How Things Work: Microsoft's Sensecam
Human memory is not without faults, and forgetfulness is one such characteristic fault of memory. The idea of storing and implanting memories has existed in science fiction for decades. Philip K. Dick, in his novelette We Can Remember It for You Wholesale, describes a procedure for implanting prefabricated memories in a patient’s mind. While creating and implanting memories today seems a far-fetched concept, recording memories is not new. Man has recorded scenes from his life on cave walls, canvas, celluloid, and, of late, even on silicon.
An average photographer would take a series of time-disconnected pictures or videos while not recording any particular event in its entirety. Therefore, as a recording of memories, this system yields an incomplete documentation of the particular scene. A team at Microsoft Research has attempted to overcome this problem by devising a camera with certain built-in sensors that automatically take pictures of the user’s environment.
This provides a constant stream of pictures, similar to those in a movie reel, only separated by a few seconds in time. The team christened the camera Sensecam.
This is the main input device for MyLifeBits, a project run by Microsoft Research. The goal of this project is to provide a means by which a user can document and browse through his memories using pictures, videos, and other media. In 1945, the American engineer Vannevar Bush proposed a system that would allow the user to sift through media using hyperlinks. He called it Memex, a portmanteau of memory and index. This system was vaguely similar to the World Wide Web as we know it today, and the idea has been adopted for the MyLifeBits project.
According to a paper published by the Microsoft Research team, the Sensecam is fitted with a number of sensors that measure such parameters as body heat and motion, among others. An onboard microcontroller monitors the status of the different sensors and makes decisions regarding the capturing of images. The camera can be set to take pictures every 30 seconds, though it also automatically takes pictures if any of the sensors detect interesting occurrences. For example, a camera around the user’s neck will take pictures every 30 seconds and will also capture on film any person who steps in front of the user.
Existing models are provided with 1GB of memory, allowing the device to store up to 30,000 images captured by its VGA camera.

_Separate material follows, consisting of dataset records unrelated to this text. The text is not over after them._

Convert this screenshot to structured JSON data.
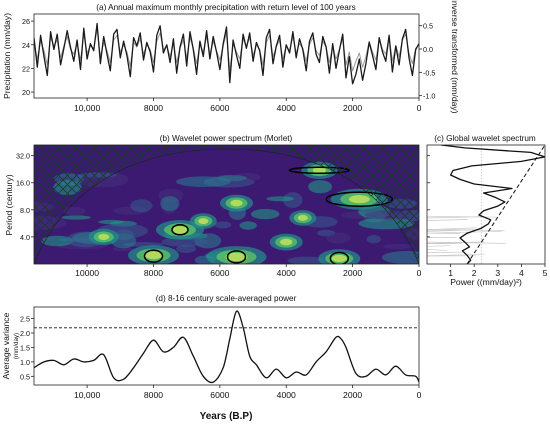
{
  "panel_titles": {
    "a": "(a) Annual maximum monthly precipitation with return level of 100 years",
    "b": "(b) Wavelet power spectrum (Morlet)",
    "c": "(c) Global wavelet spectrum",
    "d": "(d) 8-16 century scale-averaged power"
  },
  "axis_labels": {
    "a_left": "Precipitation (mm/day)",
    "a_right": "Inverse transformed (mm/day)",
    "b_y": "Period (century)",
    "c_x": "Power ((mm/day)²)",
    "d_y": "Average variance",
    "d_y_unit": "(mm/day)",
    "d_x": "Years (B.P)"
  },
  "colors": {
    "primary_series": "#1a1a1a",
    "secondary_series": "#9a9a9a",
    "wavelet_low": "#3b0f6f",
    "wavelet_mid": "#21908c",
    "wavelet_high": "#bfe05a",
    "coi_hatch": "#1f4d3a"
  },
  "chart_data": [
    {
      "type": "line",
      "panel": "a",
      "x_reversed": true,
      "xlim": [
        11600,
        0
      ],
      "ylim": [
        19.5,
        26.6
      ],
      "y2lim": [
        -1.05,
        0.75
      ],
      "x_ticks": [
        10000,
        8000,
        6000,
        4000,
        2000,
        0
      ],
      "x_tick_labels": [
        "10,000",
        "8000",
        "6000",
        "4000",
        "2000",
        "0"
      ],
      "y_ticks": [
        20,
        22,
        24,
        26
      ],
      "y2_ticks": [
        -1.0,
        -0.5,
        0.0,
        0.5
      ],
      "y2_tick_labels": [
        "-1.0",
        "-0.5",
        "0.0",
        "0.5"
      ],
      "x": [
        11600,
        11500,
        11400,
        11300,
        11200,
        11100,
        11000,
        10900,
        10800,
        10700,
        10600,
        10500,
        10400,
        10300,
        10200,
        10100,
        10000,
        9900,
        9800,
        9700,
        9600,
        9500,
        9400,
        9300,
        9200,
        9100,
        9000,
        8900,
        8800,
        8700,
        8600,
        8500,
        8400,
        8300,
        8200,
        8100,
        8000,
        7900,
        7800,
        7700,
        7600,
        7500,
        7400,
        7300,
        7200,
        7100,
        7000,
        6900,
        6800,
        6700,
        6600,
        6500,
        6400,
        6300,
        6200,
        6100,
        6000,
        5900,
        5800,
        5700,
        5600,
        5500,
        5400,
        5300,
        5200,
        5100,
        5000,
        4900,
        4800,
        4700,
        4600,
        4500,
        4400,
        4300,
        4200,
        4100,
        4000,
        3900,
        3800,
        3700,
        3600,
        3500,
        3400,
        3300,
        3200,
        3100,
        3000,
        2900,
        2800,
        2700,
        2600,
        2500,
        2400,
        2300,
        2200,
        2100,
        2000,
        1900,
        1800,
        1700,
        1600,
        1500,
        1400,
        1300,
        1200,
        1100,
        1000,
        900,
        800,
        700,
        600,
        500,
        400,
        300,
        200,
        100,
        0
      ],
      "series": [
        {
          "values": [
            24.6,
            22.1,
            24.8,
            23.0,
            21.4,
            25.1,
            23.6,
            24.9,
            22.3,
            23.7,
            25.2,
            23.8,
            22.6,
            24.4,
            21.9,
            25.4,
            22.8,
            24.1,
            23.5,
            25.8,
            22.4,
            24.7,
            23.2,
            21.8,
            24.9,
            25.3,
            22.9,
            24.3,
            23.1,
            21.3,
            24.6,
            23.9,
            25.0,
            22.7,
            24.2,
            23.4,
            21.7,
            24.8,
            25.6,
            23.3,
            24.0,
            22.5,
            24.5,
            21.6,
            23.8,
            24.9,
            22.2,
            25.1,
            23.6,
            21.5,
            24.3,
            23.0,
            25.2,
            22.8,
            24.7,
            23.4,
            21.9,
            24.1,
            25.5,
            20.8,
            24.4,
            23.1,
            22.0,
            24.9,
            23.7,
            25.0,
            22.6,
            24.2,
            23.5,
            21.4,
            24.6,
            25.3,
            22.4,
            23.9,
            24.8,
            22.1,
            24.0,
            23.3,
            25.1,
            22.9,
            24.5,
            23.6,
            21.8,
            24.3,
            25.0,
            23.2,
            22.5,
            24.7,
            23.8,
            21.6,
            24.1,
            22.0,
            23.5,
            24.9,
            21.2,
            23.0,
            20.7,
            21.5,
            22.8,
            21.0,
            22.4,
            24.2,
            23.1,
            21.9,
            24.6,
            23.4,
            22.6,
            24.8,
            21.7,
            23.9,
            22.3,
            24.5,
            25.3,
            22.9,
            21.4,
            23.6,
            24.1
          ]
        },
        {
          "values": [
            24.2,
            22.8,
            24.3,
            23.5,
            22.3,
            24.6,
            23.9,
            24.4,
            22.9,
            23.9,
            24.7,
            23.6,
            23.2,
            24.1,
            22.7,
            24.9,
            23.3,
            23.9,
            23.7,
            25.3,
            23.0,
            24.2,
            23.5,
            22.5,
            24.4,
            24.8,
            23.4,
            24.0,
            23.4,
            22.2,
            24.2,
            23.8,
            24.5,
            23.2,
            24.0,
            23.6,
            22.5,
            24.3,
            25.0,
            23.6,
            23.9,
            23.0,
            24.1,
            22.5,
            23.7,
            24.4,
            22.9,
            24.6,
            23.7,
            22.4,
            24.0,
            23.4,
            24.7,
            23.2,
            24.3,
            23.5,
            22.7,
            23.9,
            25.0,
            21.8,
            24.1,
            23.4,
            22.8,
            24.5,
            23.8,
            24.6,
            23.1,
            24.0,
            23.6,
            22.3,
            24.2,
            24.8,
            23.0,
            23.8,
            24.4,
            22.8,
            23.9,
            23.5,
            24.7,
            23.3,
            24.1,
            23.7,
            22.6,
            24.0,
            24.6,
            23.5,
            23.1,
            24.3,
            23.8,
            22.5,
            23.9,
            22.8,
            23.6,
            24.5,
            22.3,
            23.4,
            21.8,
            22.6,
            23.3,
            22.1,
            23.0,
            24.3,
            23.4,
            22.7,
            24.5,
            23.6,
            23.2,
            24.7,
            22.6,
            23.9,
            23.0,
            24.4,
            24.9,
            23.3,
            22.4,
            23.7,
            24.0
          ]
        }
      ]
    },
    {
      "type": "heatmap",
      "panel": "b",
      "x_reversed": true,
      "xlim": [
        11600,
        0
      ],
      "x_ticks": [
        10000,
        8000,
        6000,
        4000,
        2000,
        0
      ],
      "x_tick_labels": [
        "10000",
        "8000",
        "6000",
        "4000",
        "2000",
        "0"
      ],
      "y_log2": true,
      "ylim": [
        2,
        42
      ],
      "y_ticks": [
        4,
        8,
        16,
        32
      ],
      "y_tick_labels": [
        "4.0",
        "8.0",
        "16.0",
        "32.0"
      ],
      "power_centers": [
        {
          "year": 5500,
          "period": 2.4,
          "strength": 1.0
        },
        {
          "year": 8000,
          "period": 2.5,
          "strength": 0.85
        },
        {
          "year": 2400,
          "period": 2.3,
          "strength": 0.7
        },
        {
          "year": 7200,
          "period": 4.8,
          "strength": 0.8
        },
        {
          "year": 1800,
          "period": 10.5,
          "strength": 0.95
        },
        {
          "year": 5500,
          "period": 9.5,
          "strength": 0.55
        },
        {
          "year": 3000,
          "period": 22,
          "strength": 0.6
        },
        {
          "year": 9500,
          "period": 4.0,
          "strength": 0.5
        },
        {
          "year": 4000,
          "period": 3.5,
          "strength": 0.55
        },
        {
          "year": 6500,
          "period": 6.0,
          "strength": 0.45
        },
        {
          "year": 3500,
          "period": 6.5,
          "strength": 0.45
        }
      ],
      "significant_regions": [
        {
          "year": 5500,
          "period": 2.4
        },
        {
          "year": 8000,
          "period": 2.45
        },
        {
          "year": 2400,
          "period": 2.3
        },
        {
          "year": 7200,
          "period": 4.8
        },
        {
          "year": 1800,
          "period": 10.5
        },
        {
          "year": 3000,
          "period": 22
        }
      ]
    },
    {
      "type": "line",
      "panel": "c",
      "xlim": [
        0,
        5
      ],
      "x_ticks": [
        1,
        2,
        3,
        4,
        5
      ],
      "y_log2": true,
      "ylim": [
        2,
        42
      ],
      "series": [
        {
          "period": [
            2.0,
            2.2,
            2.5,
            2.8,
            3.1,
            3.5,
            3.9,
            4.4,
            5.0,
            5.6,
            6.2,
            7.0,
            7.8,
            8.8,
            9.8,
            11.0,
            12.3,
            13.8,
            15.5,
            17.4,
            19.5,
            21.9,
            24.6,
            27.6,
            31.0,
            34.8,
            39.0,
            42.0
          ],
          "values": [
            1.7,
            1.85,
            1.7,
            1.5,
            1.8,
            1.6,
            1.4,
            1.7,
            2.3,
            2.6,
            2.7,
            2.2,
            2.4,
            3.0,
            3.3,
            2.9,
            2.4,
            3.6,
            2.0,
            1.4,
            1.0,
            1.1,
            1.9,
            4.0,
            5.0,
            4.4,
            1.6,
            0.6
          ]
        },
        {
          "period": [
            2.0,
            42.0
          ],
          "values": [
            1.7,
            5.0
          ]
        }
      ]
    },
    {
      "type": "line",
      "panel": "d",
      "x_reversed": true,
      "xlim": [
        11600,
        0
      ],
      "ylim": [
        0.2,
        2.9
      ],
      "x_ticks": [
        10000,
        8000,
        6000,
        4000,
        2000,
        0
      ],
      "x_tick_labels": [
        "10,000",
        "8000",
        "6000",
        "4000",
        "2000",
        "0"
      ],
      "y_ticks": [
        0.5,
        1.0,
        1.5,
        2.0,
        2.5
      ],
      "y_tick_labels": [
        "0.5",
        "1.0",
        "1.5",
        "2.0",
        "2.5"
      ],
      "significance_level": 2.18,
      "x": [
        11600,
        11300,
        11000,
        10700,
        10400,
        10100,
        9800,
        9500,
        9200,
        8900,
        8600,
        8300,
        8000,
        7700,
        7400,
        7100,
        6800,
        6500,
        6200,
        5900,
        5700,
        5500,
        5300,
        5100,
        4900,
        4600,
        4300,
        4000,
        3700,
        3400,
        3100,
        2800,
        2500,
        2350,
        2200,
        1900,
        1600,
        1300,
        1000,
        700,
        400,
        100,
        0
      ],
      "values": [
        0.8,
        1.0,
        1.05,
        0.9,
        1.1,
        1.0,
        1.05,
        1.25,
        0.45,
        0.4,
        0.8,
        1.3,
        1.75,
        1.35,
        1.5,
        1.85,
        1.2,
        0.5,
        0.3,
        0.8,
        1.8,
        2.75,
        2.2,
        1.2,
        0.9,
        0.45,
        0.75,
        0.45,
        0.65,
        0.55,
        1.0,
        1.35,
        1.85,
        1.8,
        1.5,
        0.6,
        0.5,
        0.75,
        0.55,
        0.85,
        0.55,
        0.5,
        0.3
      ]
    }
  ]
}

The fish-eye lens allows for a much wider area to be photographed, making the pictures more faithful to images captured by the human eye. The rechargeable battery attached allows the camera to operate for periods longer than 24 hours, assuming it captures an image every 30 seconds.

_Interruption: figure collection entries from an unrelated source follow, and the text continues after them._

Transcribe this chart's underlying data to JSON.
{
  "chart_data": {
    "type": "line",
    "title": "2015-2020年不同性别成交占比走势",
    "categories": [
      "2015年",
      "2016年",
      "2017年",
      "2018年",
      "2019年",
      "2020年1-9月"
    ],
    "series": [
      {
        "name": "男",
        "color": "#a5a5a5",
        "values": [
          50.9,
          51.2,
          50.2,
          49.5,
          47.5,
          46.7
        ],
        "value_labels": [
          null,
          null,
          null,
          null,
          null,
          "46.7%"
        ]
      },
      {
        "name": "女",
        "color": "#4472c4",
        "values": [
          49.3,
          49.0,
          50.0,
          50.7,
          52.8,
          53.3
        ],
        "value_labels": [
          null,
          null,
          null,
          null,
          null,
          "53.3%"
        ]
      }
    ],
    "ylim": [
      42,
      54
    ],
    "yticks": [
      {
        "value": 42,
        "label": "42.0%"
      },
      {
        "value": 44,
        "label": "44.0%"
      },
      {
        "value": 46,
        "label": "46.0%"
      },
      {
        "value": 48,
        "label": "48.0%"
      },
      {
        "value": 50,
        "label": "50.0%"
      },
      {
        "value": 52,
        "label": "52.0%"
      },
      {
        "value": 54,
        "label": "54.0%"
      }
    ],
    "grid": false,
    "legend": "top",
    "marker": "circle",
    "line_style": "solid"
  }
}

Capturing memories is only half the objective. The team has also created an application to navigate through the many photos that the camera takes. This software can smooth out pictures that are distorted by the fish-eye lens, edit poor quality pictures, and rapidly display pictures as a time-compressed slide show in a method known as rapid serial visual presentation.
The Sensecam was initially meant to be a camera to help patients suffering from memory ailments. It was meant to be worn by the patient or clipped onto a belt or pocket, from where it can take pictures. The pictures are then stored and reviewed by the patient to recall various memories.
The Sensecam is not currently available for personal use, and only a handful have been made — only for research purposes. The biggest user of the Sensecam is Gordon Bell, a researcher working with Microsoft Research. He has volunteered to be the first test user of the MyLifeBits. Bell carries a Sensecam with him most days, makes a copy of all his bills, and even documents the different sites he visits online.
To date, his “e-memories” exceed 350GB of stored data, and he constantly adds to his bank of memories. When CNN asked Bell if he felt this kind of technology would make humans mentally sluggish, he stated that it was one of the general concerns, but he did not believe that would be the case.
“To me, I feel a lot freer. In a way, I feel like I still remember all that stuff, but I generally remember that [the computer is] remembering something for me so I can find it,” he said.